WELCOME TO
ARCHIVE CITY
Artist Bios
The memory collection agency Archive City explores how cultural memory becomes materialized in collections and archives.







ABOUT ARCHIVE CITY
As a memory collection agency, Archive City explores the ways in which cultural memory becomes materialized in collections and archives. We aim to develop an ongoing dialogue about memory work and community development with audiences, artists, and researchers in various locations, locally and internationally. We are interested in the process of memory work being performed in the present moment and we take special interest in privileging unexpected or non-traditional forms of remembrance. Lois Klassen, Cindy Mochizuki, and Jaimie Robson are interdisciplinary artists who have combined their experiences in community-based and media production projects to investigate local memory and its possible representations. We work collaboratively on all levels of production, both conceptual and technical elements. Our community-involved performance as an art and memory collection agency recalls earlier work of early Vancouver art collectives such as the N.E. Thing Company. And it follows the contemporary practices of artists such as Katherine Shozawa’s Memory Boxes.

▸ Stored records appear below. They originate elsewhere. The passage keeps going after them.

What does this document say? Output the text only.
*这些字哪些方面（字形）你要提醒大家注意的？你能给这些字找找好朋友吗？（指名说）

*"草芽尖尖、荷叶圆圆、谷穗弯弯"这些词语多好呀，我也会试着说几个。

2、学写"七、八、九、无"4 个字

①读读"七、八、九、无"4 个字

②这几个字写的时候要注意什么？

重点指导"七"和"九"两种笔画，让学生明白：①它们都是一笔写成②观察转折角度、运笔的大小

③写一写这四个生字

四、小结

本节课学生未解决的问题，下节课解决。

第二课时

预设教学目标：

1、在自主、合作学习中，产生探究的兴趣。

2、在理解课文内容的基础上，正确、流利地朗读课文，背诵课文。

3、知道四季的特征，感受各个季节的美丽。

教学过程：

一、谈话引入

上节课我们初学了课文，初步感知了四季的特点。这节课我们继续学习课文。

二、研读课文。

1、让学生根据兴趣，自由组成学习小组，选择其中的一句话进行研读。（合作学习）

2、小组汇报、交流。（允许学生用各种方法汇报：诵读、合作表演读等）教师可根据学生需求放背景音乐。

In her artworks and interventions, Lois Klassen considers the mechanisms of community development and representation. Since 2001, she has hosted Comforter Art-Action, an ongoing material response to human displacement that has involved over 200 individuals and groups from over 20 countries. Her project Time Keepers and Story Makers, which linked a First Nations school with a neighbouring rural Manitoba school, was awarded a Canada Council for the Arts Millennium Grant. Klassen has provided artist in residence programs for Artstarts (2007), Vancouver School Board (2004-6), and Artcity (Winnipeg, 2007). Her videos, installations and performances have recently been exhibited at CityScape (North Vancouver, 2008), VIVO Media Arts Centre (2006), The Western Front (2006), Transportale (Berlin, 2003), and aceartinc (Winnipeg, 1999). Her ad hoc publishing house, Light Factory Publications produces chapbooks and multiples. She will teach at the 2008 Summer Book Arts Intensive (ECI). Klassen currently serves as a Board Director for VIVO Media Arts Centre in Vancouver. In 2003 Lois completed a Post-graduate Certificate in Digital and Interactive Media in (ECIAD). She worked for almost 15 years, she worked as a community-based Occupational Therapist.
Cindy Mochizuki is an interdisciplinary artist interested in relationships between memory and history, and the construction of narratives that combine both the documentary and the imagined. She has been the Public Programs and Outreach Coordinator at VIVO Media Arts Centre (2006) and has curated a series of programs through the Powell Street Festival Society including Spatial Poetics (co-founded with Miko Hoffman, 2000). She was the coordinator of the Lost and Found (2007) web project that documents the work of three artists examining the disappearing histories of the Squamish Nation, Hogan’s Alley, and Japantown in Vancouver’s Downtown Eastside. She has served on many advisory boards for non-profit organizations and has directed two animated films at the National Film Board in Montreal, PQ. She has been a sessional instructor in the Asia-Canada Program at SFU and will be teaching a course in the Fall at ECU. She is currently the artist in residence at Theatre Replacement and is also coordinating a national human rights conference celebrating the 20th Anniversary of the Japanese Canadian Redress Settlement. She holds a MFA from the School For Contemporary Arts in Interdisciplinary Studies.
Jaimie Robson’s artistic practice extends beyond gallery environments into social/public spaces: inviting dialogue between contemporary culture-making, pedagogy, community involvement, and public art. As co-founder of the non-profit arts organization Media Undefined, Robson co-developed and produced Our Community Story, a living history project that involved youth and seniors in Vancouver’s Hastings Sunrise Neighbourhood. This project involved 14 youth and 35 seniors and 6 mentoring artists resulted in the public presentations of 9 multi-media works that animated the Hasting Street corridor. In 2007, she was selected to create a sculptural seating area for the grounds of Hastings Elementary School, and since then has recently been commissioned to co-create a public art seating area in Hastings Sunrise Neighbourhood (2008). Robson performs with Thrice Upon, a performance trio that creates site-responsive installation-theatre. She has performed at the Firehall Arts Centre (2006, 07) and Vancouver East Cultural Centre (2006). A graduate from ECIAD (2002), she has participated in artist in residence programs in Vancouver, Alberta, and Istanbul. She serves on the board of Kiwassa Neighbourhood House.